The opening of the business park, according to Mr. Vey, was also important in a successful 2013, and could be more so in the future.

“We’ve done Phase 1, and we have some companies signed on to lease, so that’s bringing us revenue,” he said. “When we get 60-70 per cent capacity in Phase 1, we’ll move onto Phase 2 and, depending on how that goes, we’ll move on to Phase 3. We’re being cautious about spending a lot of money, but this does have the potential to bring in upwards of $1 million a year.

“We’re diversifying our revenue base, and this is important to the sustainability of the airport.”

As for the future, Mr. Vey said he is already seeing the return of some Eastern European carriers returning to Gander, following the federal government’s decision late last year to eliminate the visa requirements for Czech nationals. This means Czech nationals can now stay in Canada for up to six months visa-free, which is consistent with all other visa-exempt nationals.

“Within in a month after releasing the visa requirements for the Czech nationals we saw a carrier re-introduce service through Gander…not a lot, but probably 16-17 flights this winter as they re-establish the market down south,” he said. “I think we’re going to do more of them in the future.

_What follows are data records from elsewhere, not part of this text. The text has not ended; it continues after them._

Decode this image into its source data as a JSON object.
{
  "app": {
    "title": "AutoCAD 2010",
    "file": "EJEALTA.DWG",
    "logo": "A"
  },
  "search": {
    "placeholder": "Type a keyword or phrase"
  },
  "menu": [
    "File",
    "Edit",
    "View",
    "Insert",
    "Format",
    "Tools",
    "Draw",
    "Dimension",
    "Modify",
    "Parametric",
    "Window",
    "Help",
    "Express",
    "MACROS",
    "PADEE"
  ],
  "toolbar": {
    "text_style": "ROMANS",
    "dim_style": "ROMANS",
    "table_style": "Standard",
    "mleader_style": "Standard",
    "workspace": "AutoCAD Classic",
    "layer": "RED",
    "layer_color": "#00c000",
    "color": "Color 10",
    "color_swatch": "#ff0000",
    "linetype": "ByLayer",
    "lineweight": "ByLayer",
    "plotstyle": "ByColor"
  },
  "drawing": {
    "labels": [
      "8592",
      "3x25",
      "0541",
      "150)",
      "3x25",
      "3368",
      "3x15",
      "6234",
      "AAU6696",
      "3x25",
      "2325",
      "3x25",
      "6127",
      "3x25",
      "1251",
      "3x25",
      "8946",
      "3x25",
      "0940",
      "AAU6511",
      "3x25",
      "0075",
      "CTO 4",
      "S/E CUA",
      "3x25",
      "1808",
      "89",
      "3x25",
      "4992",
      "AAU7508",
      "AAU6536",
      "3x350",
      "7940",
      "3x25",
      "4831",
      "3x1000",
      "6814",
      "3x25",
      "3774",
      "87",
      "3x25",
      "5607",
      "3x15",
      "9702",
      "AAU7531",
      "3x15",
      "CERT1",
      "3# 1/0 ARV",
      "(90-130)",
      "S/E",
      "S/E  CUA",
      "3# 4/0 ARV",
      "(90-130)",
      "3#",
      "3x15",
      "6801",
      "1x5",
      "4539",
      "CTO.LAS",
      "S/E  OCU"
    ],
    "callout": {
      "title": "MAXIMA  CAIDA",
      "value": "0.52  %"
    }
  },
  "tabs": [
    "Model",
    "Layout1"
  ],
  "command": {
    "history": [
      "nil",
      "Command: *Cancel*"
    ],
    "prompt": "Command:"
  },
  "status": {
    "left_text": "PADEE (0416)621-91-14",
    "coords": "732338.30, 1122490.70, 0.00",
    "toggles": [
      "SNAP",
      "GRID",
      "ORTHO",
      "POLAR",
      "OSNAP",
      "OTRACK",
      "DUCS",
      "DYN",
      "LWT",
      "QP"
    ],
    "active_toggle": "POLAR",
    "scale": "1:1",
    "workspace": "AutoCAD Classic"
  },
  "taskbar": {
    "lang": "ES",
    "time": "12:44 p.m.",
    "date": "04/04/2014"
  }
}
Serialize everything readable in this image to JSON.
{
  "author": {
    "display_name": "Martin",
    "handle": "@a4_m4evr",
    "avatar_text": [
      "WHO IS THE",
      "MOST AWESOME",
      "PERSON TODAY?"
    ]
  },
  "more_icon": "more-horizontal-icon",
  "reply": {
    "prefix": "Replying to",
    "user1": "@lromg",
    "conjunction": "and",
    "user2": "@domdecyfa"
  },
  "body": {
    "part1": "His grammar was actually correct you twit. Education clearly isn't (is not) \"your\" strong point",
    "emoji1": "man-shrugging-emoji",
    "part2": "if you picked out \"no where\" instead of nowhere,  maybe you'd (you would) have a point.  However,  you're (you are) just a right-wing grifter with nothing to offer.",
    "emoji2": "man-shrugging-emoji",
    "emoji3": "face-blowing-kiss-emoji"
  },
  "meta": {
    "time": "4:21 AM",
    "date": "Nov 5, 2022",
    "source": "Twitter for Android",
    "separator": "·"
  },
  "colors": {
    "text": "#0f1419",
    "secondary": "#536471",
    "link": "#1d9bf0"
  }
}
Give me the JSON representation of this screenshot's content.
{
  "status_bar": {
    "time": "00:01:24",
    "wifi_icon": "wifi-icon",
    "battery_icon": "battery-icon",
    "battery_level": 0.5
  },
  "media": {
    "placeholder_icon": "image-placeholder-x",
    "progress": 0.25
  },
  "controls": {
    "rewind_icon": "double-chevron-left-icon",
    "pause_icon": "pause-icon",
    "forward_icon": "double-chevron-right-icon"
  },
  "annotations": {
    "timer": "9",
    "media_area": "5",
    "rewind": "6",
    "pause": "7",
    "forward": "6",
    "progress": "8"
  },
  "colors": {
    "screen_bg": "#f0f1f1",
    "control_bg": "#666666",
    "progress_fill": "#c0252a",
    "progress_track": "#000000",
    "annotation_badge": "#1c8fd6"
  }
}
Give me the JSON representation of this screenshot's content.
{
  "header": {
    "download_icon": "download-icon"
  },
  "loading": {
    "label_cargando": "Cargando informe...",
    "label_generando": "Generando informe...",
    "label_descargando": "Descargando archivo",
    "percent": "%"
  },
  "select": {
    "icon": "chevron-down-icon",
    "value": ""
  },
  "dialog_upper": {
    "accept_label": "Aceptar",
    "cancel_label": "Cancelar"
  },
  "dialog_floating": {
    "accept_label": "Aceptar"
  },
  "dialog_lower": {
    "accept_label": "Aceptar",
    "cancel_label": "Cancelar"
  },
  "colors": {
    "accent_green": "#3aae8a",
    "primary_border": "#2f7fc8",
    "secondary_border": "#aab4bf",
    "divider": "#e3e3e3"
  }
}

“Our international flights are down from the glory days, and we will never see those days again, but seeing some of these flights come back is nothing but positive.”

One of the goals for 2014 for the GIAA is to move forward with plans for the future of the current terminal. That building, constructed in 1959 at a cost of $3 million, encompasses about 106,000 square feet, and cost GIAA approximately $900,000 annually to heat and light.

Mr. Vey told The Beacon in December, the GIAA only needs a building of approximately 35,000 square feet for its operations.

“The committee has been struck to look at a new terminal building for the airport, and if it’s feasible,” he said. “The thing about the airport is we’re not having a problem making money off our operations, it’s the funding of this huge infrastructure we have.

“The airport is evolving and it’s changing, and I look out the window and get excited about this airport in the future.”